How to get rid of eczema naturally
Having searched on the internet, I have discovered that many of the things I have done in my own quest to a healthier lifestyle are actually the very things that can naturally help to heal eczema.
Cut out dairy
I believe diet has played one of the biggest parts in my eczema journey. I returned to vegetarianism when Bella was one, so around 5.5 years ago and I drastically started reducing my dairy consumption for the last two years of being veggie, turning to plant based milks and spreads instead. I then converted to a totally plant based diet with no animal products around a year ago.
Reducing my dairy intake definitely reduced my eczema and by the time I went vegan, my eczema had totally cleared up. By this point I was really conscious of the dairy I was eating and not consuming much at all.
Common food allergies associated with eczema include:
- cow’s milk
- soy products
If you have intolerances to these foods then eating them could cause your eczema to flare up or get worse. Eczema is an inflammatory condition, so it’s best to choose lots of healthy anti-inflammatory foods. Dairy contains saturated fats and hormones which can cause inflammation and trigger eczema if you’re prone to it.
Reduce added sugar consumption
There are so many reasons why you should reduce your added sugar consumption, but I’m certain too much added sugar in the diet can cause eczema. Consuming too much added sugar can spike insulin levels and cause inflammation. This will therefore exacerbate inflammatory conditions such as eczema.
I’m certain eating foods high in added sugar causes my skin to become itchier too. I used to get really itchy legs and an itchy back quite often and usually at night time after I’d been sat on the couch eating highly sugary snacks and junk food! I’m certain it’s linked and there’s some evidence online to suggest so when you start digging.
Choose natural products
One of the biggest changes I made around 5.5 years ago once I discovered the hazards of beauty ingredients such as parabens and SLS was to switch to a natural beauty routine. I read the ingredients on almost all by beauty products and toiletries and got rid of the lot. I started getting super fussy about what I bought and chose products with a high natural ingredient content, plant based fragrances and organic ingredients.
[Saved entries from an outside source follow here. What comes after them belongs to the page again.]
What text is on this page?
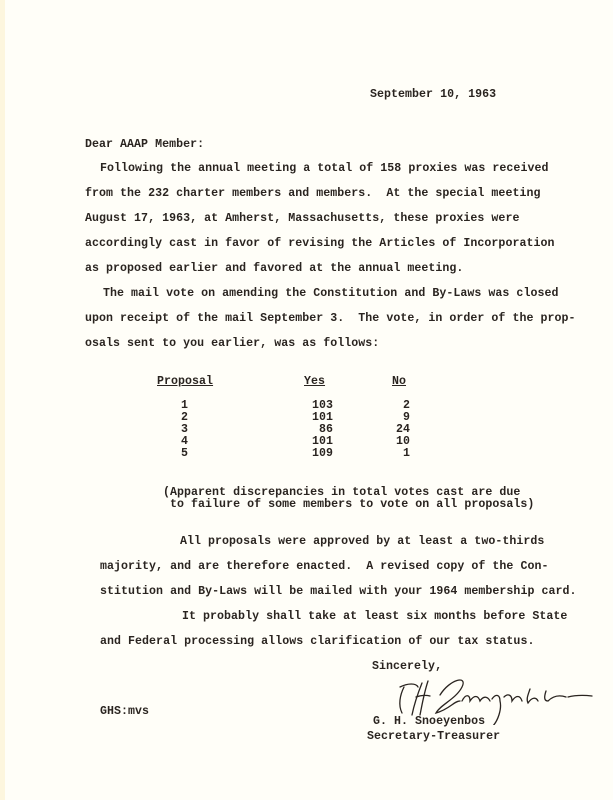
September 10, 1963
Dear AAAP Member:
Following the annual meeting a total of 158 proxies was received
from the 232 charter members and members.  At the special meeting
August 17, 1963, at Amherst, Massachusetts, these proxies were
accordingly cast in favor of revising the Articles of Incorporation
as proposed earlier and favored at the annual meeting.
The mail vote on amending the Constitution and By-Laws was closed
upon receipt of the mail September 3.  The vote, in order of the prop-
osals sent to you earlier, was as follows:
Proposal	Yes	No
1	103	2
2	101	9
3	86	24
4	101	10
5	109	1
(Apparent discrepancies in total votes cast are due
to failure of some members to vote on all proposals)
All proposals were approved by at least a two-thirds
majority, and are therefore enacted.  A revised copy of the Con-
stitution and By-Laws will be mailed with your 1964 membership card.
It probably shall take at least six months before State
and Federal processing allows clarification of our tax status.
Sincerely,
GHS:mvs
G. H. Snoeyenbos
Secretary-Treasurer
I’m certain the toxic shampoos I was using before this, that I had assumed were safe, were actually irritating my scalp and making my eczema worse. Since changing to a natural hair routine, I’ve had no eczema or skin complaints on my scalp. Choosing natural products to soothe your eczema from companies such as The Green Loom is more beneficial for your skin than choosing risky chemical filled toxic products and pharmaceuticals.
Emotional stress is a trigger for eczema according to the National Eczema Association, but they don’t exactly know why. We do know that stress is more than just a feeling or mental state of health as it does have negative effects on the rest of our body with increased levels of the hormone cortisol which can cause lots of issues in the body.
It’s another catch-22 situation whereby stress may have caused eczema to flare up, but then you’re stressed because you have eczema! It’s definitely worth finding to root cause of your stress and trying to address these issues as well as working on reducing stress techniques.
I feel I get stressed far too much, but I’ve found relaxation through yoga and love to run at the gym to battle my stress and feel calmer.
Whilst eczema may seem like a purely physical condition that requires medication at first glance, that’s not always the case. Sometimes it’s better look at the underlying causes of skin conditions and make a few healthier lifestyle choices to combat the problem naturally.